I haven't done the research, but I'm wondering how it would correlate between those that win a junior Slam at 16, 17, and 18 years old - if the younger guys tend to have more success translating to the ATP tour or not. I have no idea, but that logic basically holds for the ATP: The players who tend to break into the top 100 at 17 or 18 tend to be better than the guys that make it at 19-20 -- as a general rule. Presumably a 16-year old junior champion is, in terms of precedent, a safer bet than an 18-year old, but who knows.
As for Lee/Hewitt, I agree that nothing wowed me, but then again they are 16 and 17, respectively, and I don't feel capable of assessing junior talent. Let's see how they look a year or two from now. Similarly with Kouame...he actually
did impress me a bit in that he reached the 3rd round of a Grand Slam at just barely 17 years old, and took #36 Alejandro Tabilo to four sets.
But it is also all-too-easy to get over-excited about really young guys, without remembering that "greatness talent" is quite rare. I mean, consider:
- Jannik Sinner became the 16th player to win 5+ Grand Slams in the Open Era
- Alexander Zverev became the 60th Grand Slam winner of the Open Era
- Only about 140 players have won a big title
If we take 5 GS as the cut-off for true ATGs, then an ATG is born every four years or so, a Grand Slam winner every year or so, and about two big title winners per year. Carlos Alcaraz is the youngest ATG, born in 2003, which means that as an average with a +/- range of two years, the next one will be born in the 2005-09 range. That would be the window of not only Mensik, Jodar, and Fonseca, but also Tien, Landaluce, Kouame, Hewitt, and a ton of other guys. Lee was actually born in 2010, crazily enough.

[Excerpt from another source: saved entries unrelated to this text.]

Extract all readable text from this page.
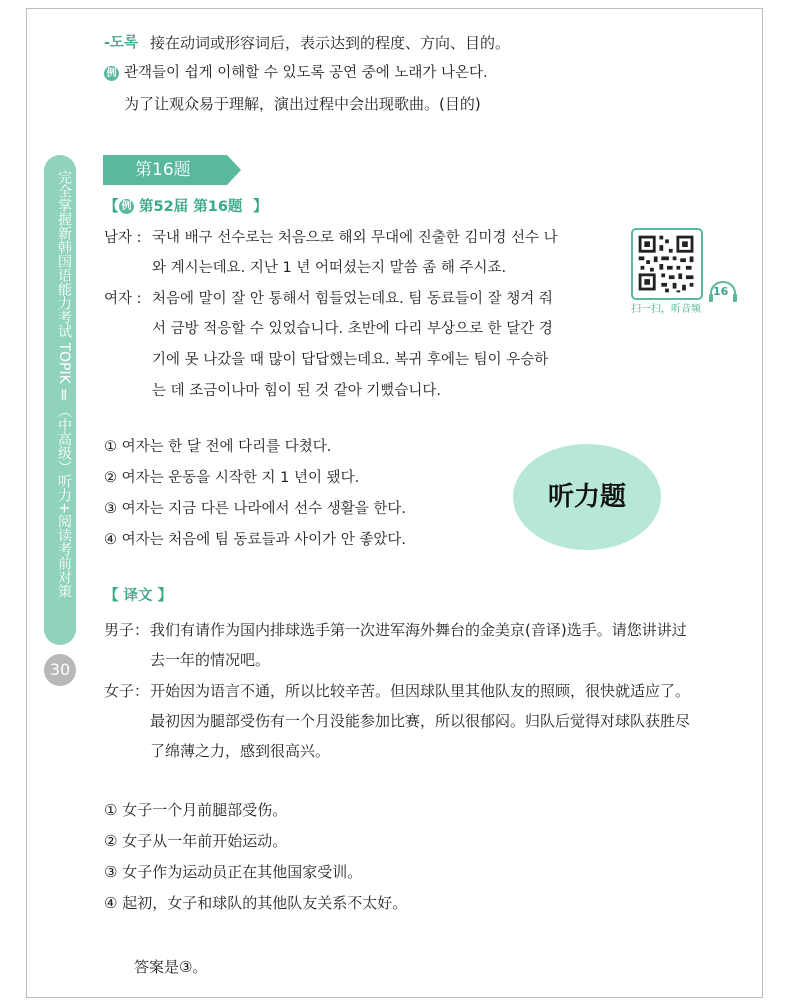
完全掌握新韩国语能力考试 TOPIK Ⅱ（中高级）听力+阅读考前对策
30
-도록 接在动词或形容词后，表示达到的程度、方向、目的。
例 관객들이 쉽게 이해할 수 있도록 공연 중에 노래가 나온다.
为了让观众易于理解，演出过程中会出现歌曲。(目的)
第16题
【 例 第52届 第16题 】
남자 : 국내 배구 선수로는 처음으로 해외 무대에 진출한 김미경 선수 나
와 계시는데요. 지난 1 년 어떠셨는지 말씀 좀 해 주시죠.
여자 : 처음에 말이 잘 안 통해서 힘들었는데요. 팀 동료들이 잘 챙겨 줘
서 금방 적응할 수 있었습니다. 초반에 다리 부상으로 한 달간 경
기에 못 나갔을 때 많이 답답했는데요. 복귀 후에는 팀이 우승하
는 데 조금이나마 힘이 된 것 같아 기뻤습니다.
16
扫一扫，听音频
① 여자는 한 달 전에 다리를 다쳤다.
② 여자는 운동을 시작한 지 1 년이 됐다.
③ 여자는 지금 다른 나라에서 선수 생활을 한다.
④ 여자는 처음에 팀 동료들과 사이가 안 좋았다.
听力题
【 译文 】
男子： 我们有请作为国内排球选手第一次进军海外舞台的金美京(音译)选手。请您讲讲过
去一年的情况吧。
女子： 开始因为语言不通，所以比较辛苦。但因球队里其他队友的照顾，很快就适应了。
最初因为腿部受伤有一个月没能参加比赛，所以很郁闷。归队后觉得对球队获胜尽
了绵薄之力，感到很高兴。
① 女子一个月前腿部受伤。
② 女子从一年前开始运动。
③ 女子作为运动员正在其他国家受训。
④ 起初，女子和球队的其他队友关系不太好。
答案是③。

Maybe all of these young guys turn out to be pretty good, though the majority of them will max out somewhere in top 10 to 100, but I think it is safe to say that of all those players born in the 2004-10 range, only one or two them are likely to become all-time greats. A half dozen might win Slams, and maybe a dozen or a bit more win big titles. That's the "historical precedent math," at least.